Last October, a computer system beat a professional human player at the ancient Chinese board game Go. The AI system, AlphaGo, was built by Google and trained using machine learning techniques.
Google built the hardware that powered AlphaGo in-house, as it does with most of its infrastructure components. At the core of that hardware is the Tensor Processing Unit, or TPU, a chip Google designed specifically for its AI hardware, the company’s CEO, Sundar Pichai, said from stage this morning during the opening Google I/O conference keynote next to Google headquarters in Mountain View, California.
This is the first time Google has shared any information about the hardware backend that powers its AI, which will play a central role in the company’s revamped cloud services strategy, announced earlier this year. TPUs are part of the infrastructure that supports its cloud services.
The company has been running them in its data centers for about one year, Norm Jouppi, distinguished hardware engineer at Google, wrote in a blog post. The chips run as accelerators, providing "roughly equivalent to fast-forwarding technology about seven years into the future (three generations of Moore’s Law)," he wrote.
Related: Google to Build and Lease Data Centers in Big Cloud Expansion
Pichai shared little detail about the TPU, saying only that its performance per watt was “orders of magnitude higher” than any commercially available CPU or GPU (Graphics Processing Unit):
Google CEO Sundar Pichai on stage at Google I/O 2016 (Source: Google I/O live stream)
“Tensor Processing Unit (TPU) is a custom ASIC for machine learning that fits in the same footprint of a hard drive, and was the secret sauce for AlphaGo in Korea,” Google said in an emailed statement.

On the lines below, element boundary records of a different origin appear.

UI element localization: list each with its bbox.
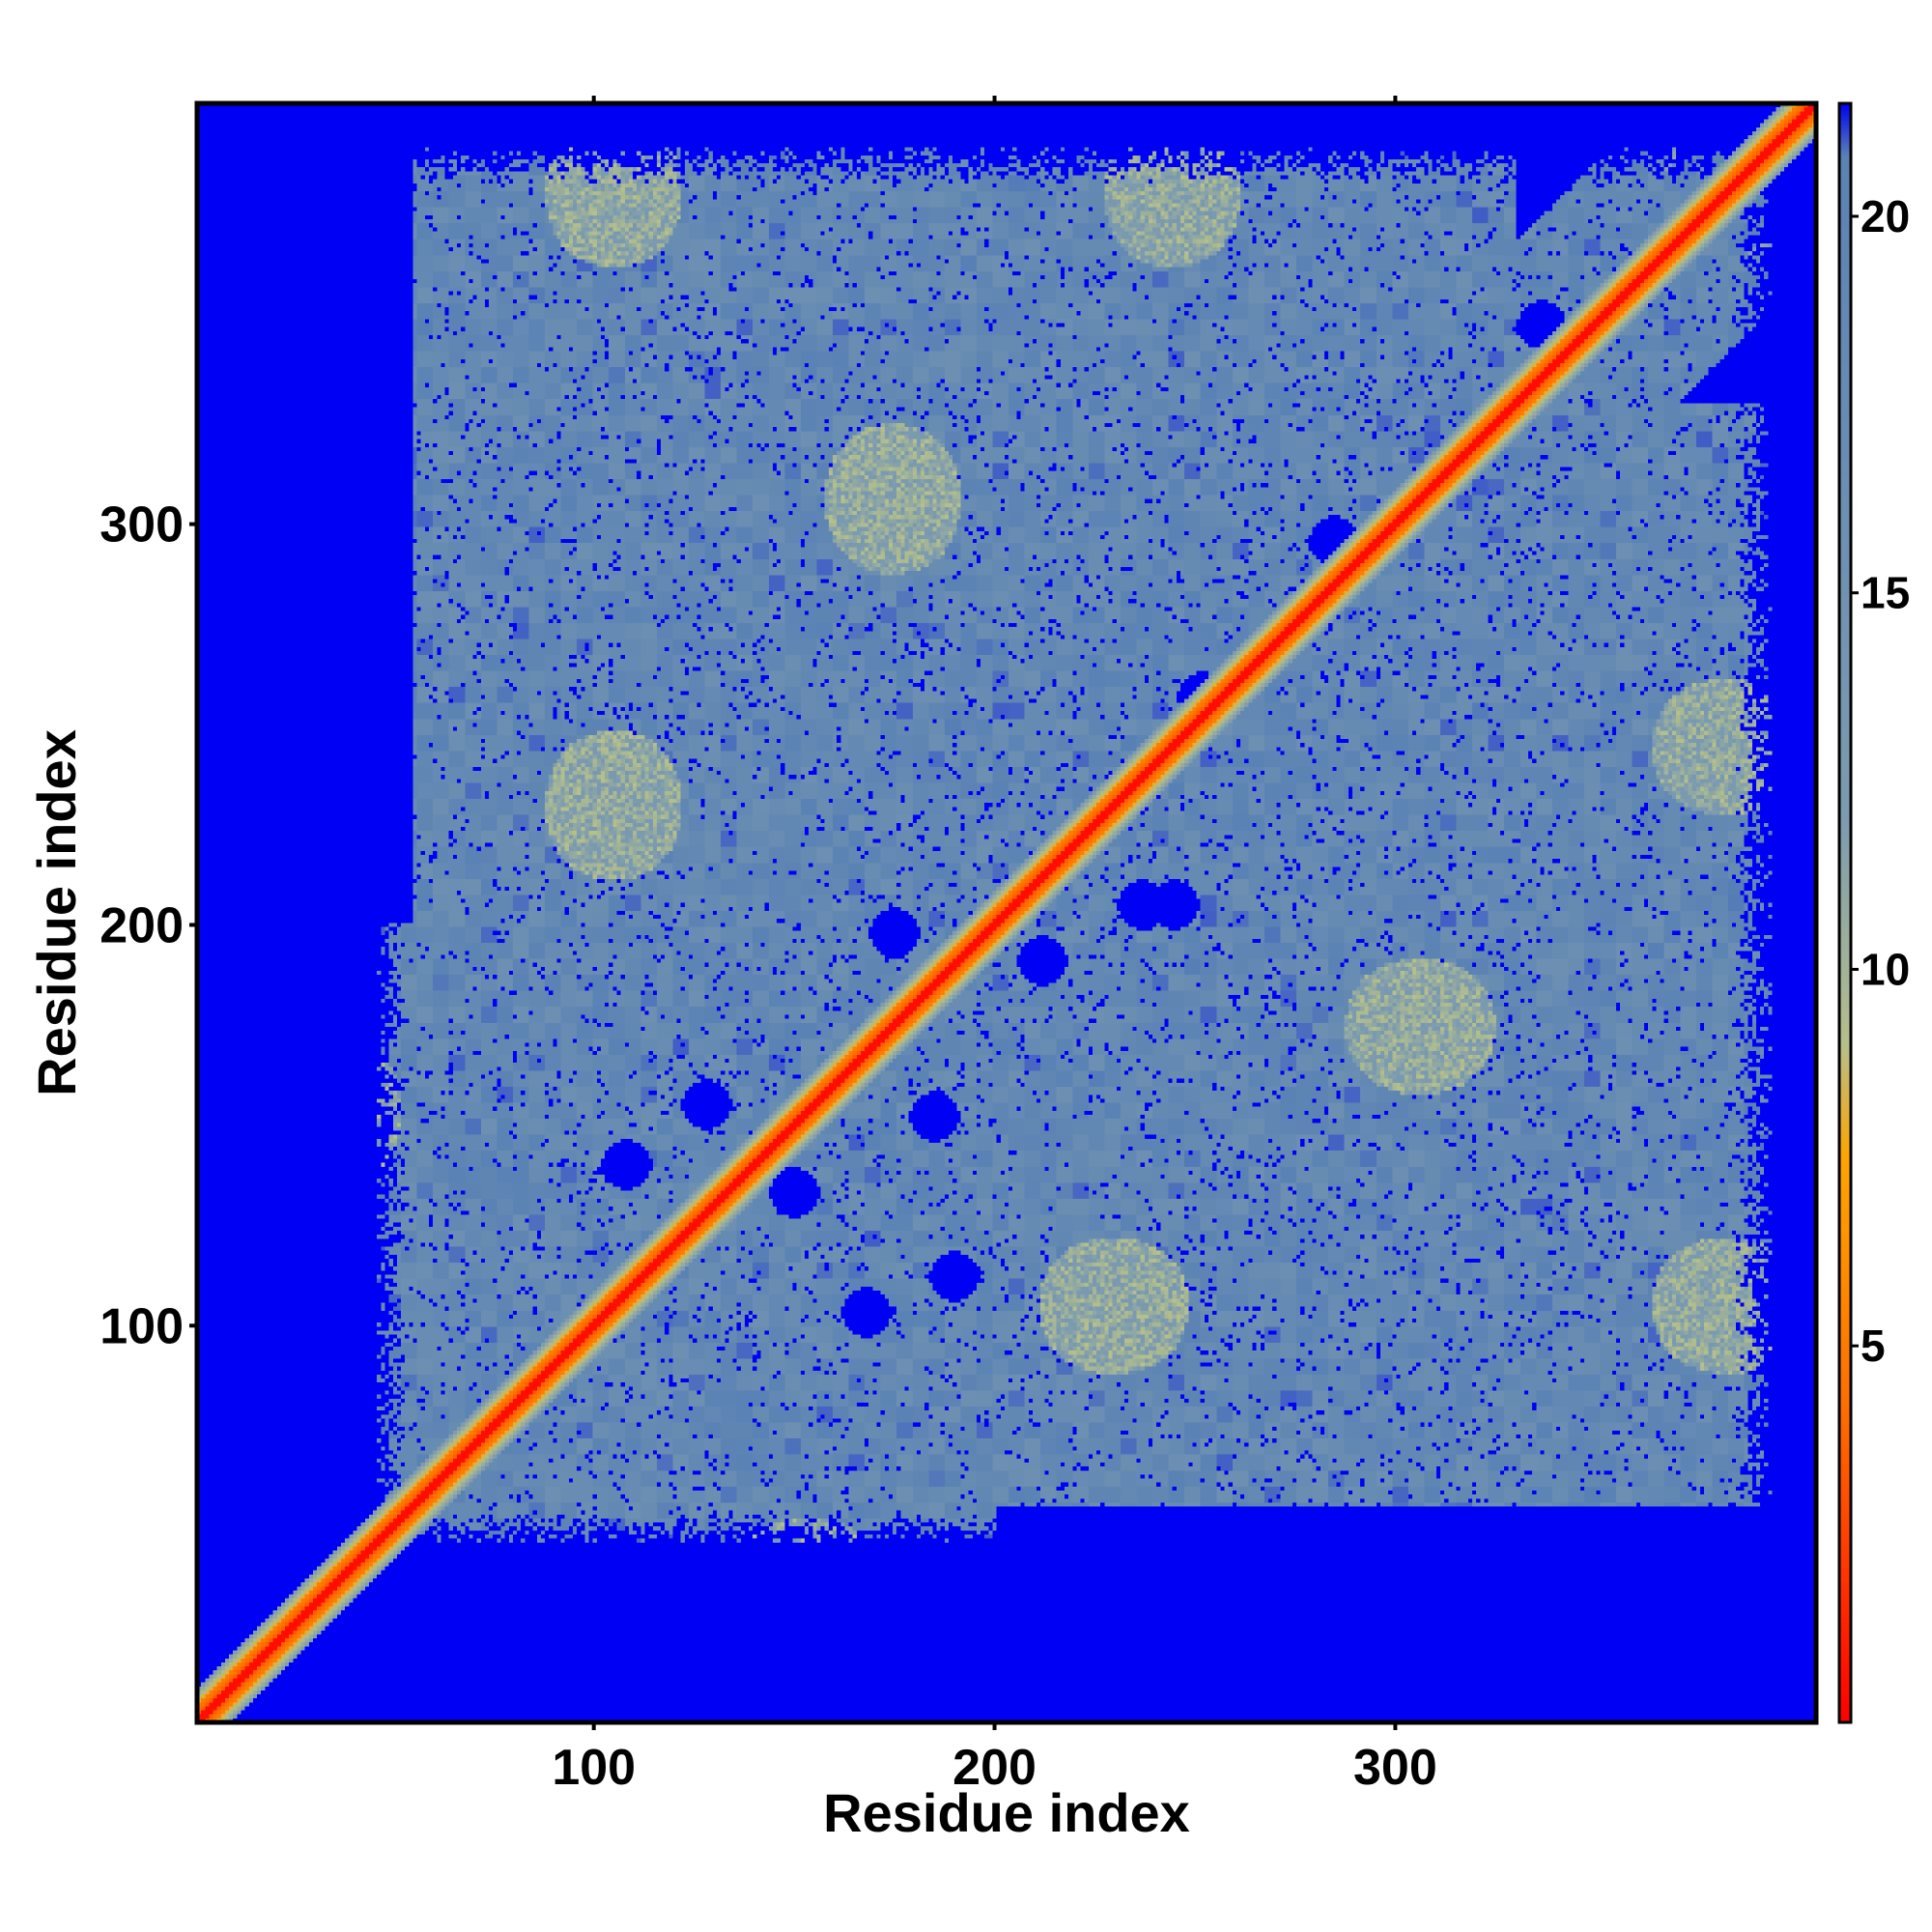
colorbar-tick-label: 20 (1861, 191, 1910, 242)
colorbar-frame (1837, 101, 1853, 1724)
colorbar-tick-label: 10 (1861, 944, 1910, 994)
heatmap-cells (197, 103, 1816, 1722)
y-tick-label: 300 (99, 497, 184, 554)
colorbar-tick-label: 15 (1861, 568, 1910, 618)
colorbar-axis: 5 10 15 20 (1851, 191, 1910, 1371)
y-tick-label: 100 (99, 1298, 184, 1354)
x-tick-label: 200 (952, 1740, 1037, 1796)
x-axis-title: Residue index (823, 1782, 1190, 1843)
x-tick-label: 300 (1353, 1740, 1437, 1796)
x-axis: 100 200 300 (552, 96, 1437, 1796)
x-tick-label: 100 (552, 1740, 636, 1796)
colorbar-tick-label: 5 (1861, 1321, 1886, 1371)
y-axis: 100 200 300 (99, 497, 197, 1354)
plot-frame (194, 100, 1819, 1725)
colorbar-gradient (1839, 103, 1851, 1722)
y-axis-title: Residue index (26, 729, 87, 1096)
y-tick-label: 200 (99, 897, 184, 953)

TPU gets its name from TensorFlow, the software library for machine intelligence that powers Google Search and other services, such as speech recognition, Gmail, and Photos. The company open sourced TensorFlow in November of last year.
The chip is tailored for machine learning. It is better at tolerating "reduced computational precision," which enables it to use fewer processors per operation. "Because of this, we can squeeze more operations per second into the silicon, use more sophisticated and powerful machine learning models and apply these models more quickly, so users get more intelligent results more rapidly," Jouppi wrote.